In patients with acute ischemic stroke who received a clot-busting drug, removing the obstructing blood clot with a stent retriever device significantly reduced post-stroke disability and increased the number of patients who were independent in daily function after three months, according to a study led by a UCLA investigator.

The findings represent the first new treatment for acute ischemic stroke in 20 years, since the development of the clot-busting drug tPA, said study global principal investigator Dr. Jeffrey Saver, director of the UCLA Stroke Center and a professor of neurology at the David Geffen School of Medicine at UCLA.

"These findings are a paradigm shift, a new era in stroke care and we are ecstatic," Saver said. "We will be able to treat many more patients, who will have much better outcomes. This is a once-in-a-generation advance in acute stroke care."

The findings appear in the New England Journal of Medicine.

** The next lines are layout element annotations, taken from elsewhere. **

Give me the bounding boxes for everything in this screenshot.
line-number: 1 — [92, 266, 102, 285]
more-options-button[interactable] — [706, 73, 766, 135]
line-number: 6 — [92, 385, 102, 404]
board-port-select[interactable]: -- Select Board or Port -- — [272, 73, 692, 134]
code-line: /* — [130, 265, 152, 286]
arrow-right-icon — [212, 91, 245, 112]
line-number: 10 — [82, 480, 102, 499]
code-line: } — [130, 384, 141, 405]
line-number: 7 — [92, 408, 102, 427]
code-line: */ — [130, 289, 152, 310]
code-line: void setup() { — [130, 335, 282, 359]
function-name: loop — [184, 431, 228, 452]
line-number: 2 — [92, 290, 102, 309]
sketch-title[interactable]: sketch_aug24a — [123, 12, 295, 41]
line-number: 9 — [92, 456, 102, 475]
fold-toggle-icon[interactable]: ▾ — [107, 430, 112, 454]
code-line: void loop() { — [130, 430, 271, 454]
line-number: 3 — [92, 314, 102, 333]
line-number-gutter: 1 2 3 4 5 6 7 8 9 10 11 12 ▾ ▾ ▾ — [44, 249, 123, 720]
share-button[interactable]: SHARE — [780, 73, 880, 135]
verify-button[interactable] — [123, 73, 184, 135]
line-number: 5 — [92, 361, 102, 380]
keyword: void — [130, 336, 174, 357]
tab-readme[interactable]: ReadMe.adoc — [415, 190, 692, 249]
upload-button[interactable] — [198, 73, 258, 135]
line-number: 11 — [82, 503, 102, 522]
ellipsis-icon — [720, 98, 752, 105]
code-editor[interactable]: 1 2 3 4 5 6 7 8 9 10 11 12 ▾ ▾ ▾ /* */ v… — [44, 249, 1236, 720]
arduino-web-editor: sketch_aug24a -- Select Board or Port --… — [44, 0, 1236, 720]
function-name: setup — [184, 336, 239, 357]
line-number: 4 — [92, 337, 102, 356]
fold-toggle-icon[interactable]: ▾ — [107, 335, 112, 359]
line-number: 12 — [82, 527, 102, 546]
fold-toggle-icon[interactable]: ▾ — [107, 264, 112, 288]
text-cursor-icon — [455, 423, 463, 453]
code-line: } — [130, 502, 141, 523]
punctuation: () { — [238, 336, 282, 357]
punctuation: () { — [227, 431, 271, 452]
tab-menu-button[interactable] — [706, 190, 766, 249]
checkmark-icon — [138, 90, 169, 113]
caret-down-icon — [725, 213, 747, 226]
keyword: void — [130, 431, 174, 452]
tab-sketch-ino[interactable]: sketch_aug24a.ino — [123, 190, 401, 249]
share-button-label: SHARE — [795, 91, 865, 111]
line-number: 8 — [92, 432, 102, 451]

The study, the Solitaire With the Intention For Thrombectomy as PRIMary Endovascular Treatment (SWIFT PRIME), was conducted at 39 hospitals in the United States, Canada and Europe. The study enrolled 196 patients, although it was originally slated to enroll 833. Because of early positive results in this and other stent retrieval studies, SWIFT PRIME was halted early, Saver said.

The study tested a second generation stent clot retrieval device called Solitaire. The first-generation devices tested previously had shown no benefit over medical therapy alone, which Saver said was disappointing.

The study tested the Solitaire on patients within six hours of symptom onset. The 196 patients were randomized to either tPA alone or tPA with stent retrieval of the clot, with 98 patients comprising each group. Saver said the study showed the clot removal devices outperformed tPA alone. Three months after the stroke, 60 percent of the patients who received tPA along with clot retrieval were functionally independent and free from disability, compared to 35 percent of the patients who received tPA only.

tPA is an effective treatment, but it only reopens vessels about 30 percent of the time, Saver said. In SWIFT PRIME, which focused on clots in large vessels, the stent retriever device opened the artery 88 percent of the time.

The preclinical research used to help develop the Solitaire device was performed at UCLA by Dr. Reza Jahan, a professor of radiology at the David Geffen School of Medicine at UCLA and a member of the UCLA Stroke Center, who also served as global neurointerventional advisor for the trial.

"This device reopened arteries much more frequently with less injury to the vessel," Jahan said. "The Solitaire also caused less bleeding and was able to more easily engage and entangle clots."

About one in 10 ischemic stroke patients can be taken to a catheter lab in time to perform the clot retrieval. This means that about 60,000 stroke patients a year could benefit from the two-pronged treatment approach of the drug tPA plus the stent retriever device.

"While these findings won't help all stroke patients, it will help those who have the most disabling strokes," said UCLA study site principal investigator Dr. Sidney Starkman, co-director of the UCLA Stroke Center and professor of emergency medicine and neurology at the David Geffen School of Medicine at UCLA. "Right now, they get tPA and it helps a third of them, but the other two thirds end up disabled or don't survive the stroke."

UCLA has a long history developing and testing stent retrieval devices, Saver said. In 2000, the first clot retrieval device, a corkscrew coil retriever, was invented at UCLA, with Starkman as that study's initial principal investigator.

"We are very happy to see this more than decade-long research program result in an important advance for stroke patients," said Saver.

SWIFT PRIME was one of three positive stent retrieval studies presented in February at the International Stroke Conference.

Stroke is the fifth leading cause of death in the United States and is a major cause of adult disability. About 800,000 people in the United States have a stroke each year. One American dies from a stroke every four minutes, on average.

The study trial was funded by Medtronic, who manufactures the Solitaire device.